Teaching and Learning
Teaching and Learning
As teachers, we don’t want our students to start the year in our class with a perfect score. There’s something a little bit selfish in the desire, but ultimately it comes from the goal of helping all our students to improve. One of the great joys of teaching is seeing young men and women develop over the course of their time at school, and we also enjoy our own personal and professional growth as we look to research, experiment and refine our teaching practice.
Every week, we spend an afternoon in directed Professional Learning, exploring the pastoral care and pedagogical practices that will help our students to grow. The focus in our Professional Learning Groups this term has been on creating a classroom culture that helps our students to be ‘Ready to Learn’.
Every teacher uses a range of strategies to create a classroom culture and there is an art to managing the combination of personalities in every class in such a way that a productive classroom culture is established, maintained and developed.

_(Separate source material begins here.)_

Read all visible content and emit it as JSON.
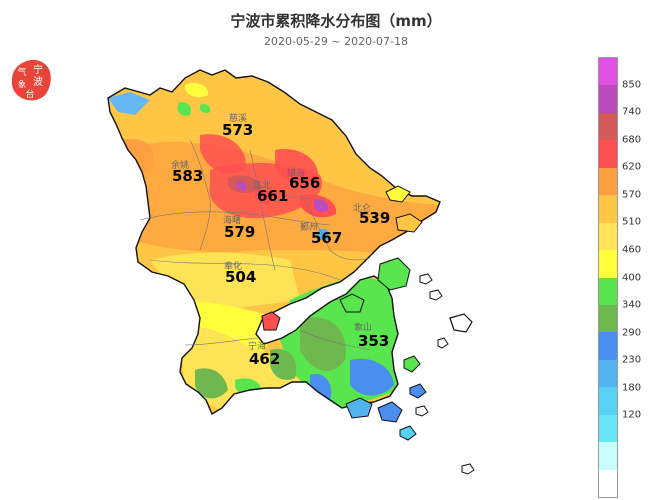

These strategies often include consideration of physical space, including movement into and around the room, movement between activities and placement of furniture. They also include routines for reading, writing, speaking and listening. Some are overt and obvious to our students, while others are subtler and operate without breaking the flow of the delivery of academic content.
What can you do to help your young men and women in your family be ‘Ready to Learn’? Personally, I’m yet to meet a student who has convinced me that he or she genuinely doesn’t want to improve in their studies. However, I’ve met a few who become frustrated when they don’t feel that they can improve, so keeping a positive attitude about all things at school is an important starting point for both parents and teachers. Young people pick up our cues, so patience and positivity are very helpful attributes for them to observe in the adults in their lives.
Semester One Examinations
They may feel like they are a long way away for our students, but I draw your attention to the relatively early dates for our Semester One Examinations this year, due to the later date of Easter and the subsequently short duration of Term 2. These examinations fall in Week 5 of Term 2 (May 27-31) and we ask that parents avoid making commitments that may conflict with examinations during this time.
Parents of Year 9 students, please note that we have decided not to hold Semester One Examinations for the Year 9 classes this year. Given the early start to the examination week and its proximity to the group’s return from China, we feel that Year 9 students would be best served by continuing with normal classes during this week. These classes will include some extended assessment tasks, while also enabling our Year 9 students to maintain their routine. Year 9 will have Semester Two Examinations as normal later in the year.